Mussolini è tornato ma, in realtà, non se ne è mai veramente andato.  
Remake del film tedesco Lui è tornato del 2015, diretto da David Wnendt e basato sull’omonimo bestseller di Timur Vermes, era inevitabile non avere un corrispettivo italico, quella circostanza spazio-tempo che avrebbe fatto ritornare il Duce.
Tutto quello su cui ruota Sono Tornato è la fascinazione, quella che nasce nei confronti dell’ex dittatore (interpretato da un ottimo Massimo Popolizio) che, trovatosi in un inspiegabile anno domini 2017, cerca di riconquistare l’Italia saggiando i pareri ed i pensieri attuali degli italiani, compiendo un tour nazionale con il regista amatoriale Andrea Canaletti (Frank Matano). Egli (come poi faranno tutti) lo ritiene un comico, un gran attore Stanislavskijiano, che potrebbe volgere a suo favore, realizzando un finto documentario per poter ottenere, così, una promozione nella stazione televisiva per la quale lavora.

Ma se l’intento del film di Luca Miniero era quello di poter costruire un film comico sulla figura di Mussolini, di quanto si potesse ridere delle sue idee per poi esserne disgustati, ci si ritrova nel senso opposto: se ne resta quasi irresistibilmente affascinati.        
Un film che analizza di più la figura di Mussolini e della sua nuova (ma vecchia) propaganda, invece che la reazione di un popolo costruita in maniera molto banale, bonaria, e su luoghi comuni.         
Una propaganda, si diceva, che questa volta trova l’appoggio (in)consapevole dei media, disposti a tutto pur di combattere la concorrenza (a costo anche di abilitare a comico il vero Duce).

I difetti di Sono Tornato fanno in modo che l’idea in nuce (cioè, cosa succederebbe se Mussolini ritornasse tra di noi?) deragli, da una parte caricando ereticamente più che comicamente un personaggio già di per sé carismatico con una spalla vacua (Matano) e, dall’altra, è un film che cerca di districarsi tra il documentario, la candid camera e servizi alla “Dalla parte vostra”, che prova ad essere pop rimanendo solo allo stadio germinale.

Lui è ritornato con un tempismo perfetto, appena dopo la giornata della memoria e poco prima delle elezioni, piazzandosi in aperta campagna elettorale.       
Quella memoria, quella dote che l’Italia non ha.
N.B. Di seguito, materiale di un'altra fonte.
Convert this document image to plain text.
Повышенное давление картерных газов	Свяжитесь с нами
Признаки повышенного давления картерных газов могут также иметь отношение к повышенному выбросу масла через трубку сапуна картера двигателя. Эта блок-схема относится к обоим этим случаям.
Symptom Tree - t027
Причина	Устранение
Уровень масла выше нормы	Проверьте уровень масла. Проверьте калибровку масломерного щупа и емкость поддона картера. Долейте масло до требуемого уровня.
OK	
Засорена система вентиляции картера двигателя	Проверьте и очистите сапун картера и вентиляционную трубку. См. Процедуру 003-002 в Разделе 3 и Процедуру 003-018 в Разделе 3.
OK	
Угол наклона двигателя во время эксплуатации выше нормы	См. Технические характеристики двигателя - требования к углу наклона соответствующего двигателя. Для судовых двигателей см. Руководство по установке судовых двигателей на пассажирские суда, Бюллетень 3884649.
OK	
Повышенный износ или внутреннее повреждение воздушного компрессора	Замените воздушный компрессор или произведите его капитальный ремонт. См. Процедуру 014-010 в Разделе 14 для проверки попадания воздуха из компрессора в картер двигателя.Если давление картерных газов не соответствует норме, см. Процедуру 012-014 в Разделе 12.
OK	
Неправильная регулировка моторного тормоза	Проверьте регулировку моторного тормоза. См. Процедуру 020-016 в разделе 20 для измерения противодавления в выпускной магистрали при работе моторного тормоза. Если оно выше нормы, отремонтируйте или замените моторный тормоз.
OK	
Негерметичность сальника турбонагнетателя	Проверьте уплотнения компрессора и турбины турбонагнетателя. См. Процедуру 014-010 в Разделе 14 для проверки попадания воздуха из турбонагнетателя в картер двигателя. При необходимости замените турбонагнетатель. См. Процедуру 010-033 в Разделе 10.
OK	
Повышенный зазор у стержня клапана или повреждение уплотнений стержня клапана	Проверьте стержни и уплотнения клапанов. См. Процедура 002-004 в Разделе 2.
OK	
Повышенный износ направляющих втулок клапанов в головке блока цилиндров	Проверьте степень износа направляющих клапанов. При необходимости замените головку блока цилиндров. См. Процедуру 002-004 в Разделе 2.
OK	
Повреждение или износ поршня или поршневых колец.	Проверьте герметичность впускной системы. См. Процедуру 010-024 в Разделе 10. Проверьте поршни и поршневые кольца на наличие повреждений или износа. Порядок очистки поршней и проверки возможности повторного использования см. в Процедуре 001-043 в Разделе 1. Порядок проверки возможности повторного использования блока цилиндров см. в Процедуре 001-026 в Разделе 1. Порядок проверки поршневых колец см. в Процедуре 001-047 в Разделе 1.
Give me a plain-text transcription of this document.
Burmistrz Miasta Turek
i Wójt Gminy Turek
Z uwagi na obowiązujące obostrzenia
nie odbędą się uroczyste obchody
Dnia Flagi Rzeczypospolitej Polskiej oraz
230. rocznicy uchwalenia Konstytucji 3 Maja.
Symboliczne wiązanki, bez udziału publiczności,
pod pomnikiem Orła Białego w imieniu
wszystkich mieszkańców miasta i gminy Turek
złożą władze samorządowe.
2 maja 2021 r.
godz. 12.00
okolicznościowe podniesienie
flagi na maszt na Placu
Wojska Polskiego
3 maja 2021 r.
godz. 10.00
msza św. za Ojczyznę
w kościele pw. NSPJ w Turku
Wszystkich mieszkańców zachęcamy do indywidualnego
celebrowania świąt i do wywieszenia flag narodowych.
Un paese che non è capace di ricordare e comprendere i propri errori e va avanti a rotta di collo, pronto addirittura a perdonare e dimenticare tutti gli orrori Mussoliniani ma sempre pronti a dire “Quando c’era Lui”, “L’unico errore che ha fatto è stato unirsi a Hitler”.
Masse che si spostano da Piazza del Popolo del 1940 a dietro uno schermo televisivo o di qualsiasi altro device degli anni 2000, quando, invece, dovremmo essere solo dietro una lavagna e in punizione, data la facilità con cui ci si lascia plagiare; il ritratto (l’ennesimo, ma tanto non ci si ricorda nemmeno questo) di un italiano medio pronto a rendersi schiavo e servile nei confronti della propria guida, o meglio, succube delle parole di un gran comunicatore. E, nella fattispecie, di un comunicatore come Mussolini, che vedrebbe aumentare esponenzialmente e trasversalmente la propria idolatria grazie ai nuovi mezzi di comunicazione e alle strategie del suo upside-down.

Sono tornato, film di Luca Miniero con Massimo Popolizio e Frank Matano, al cinema dal 1 febbraio.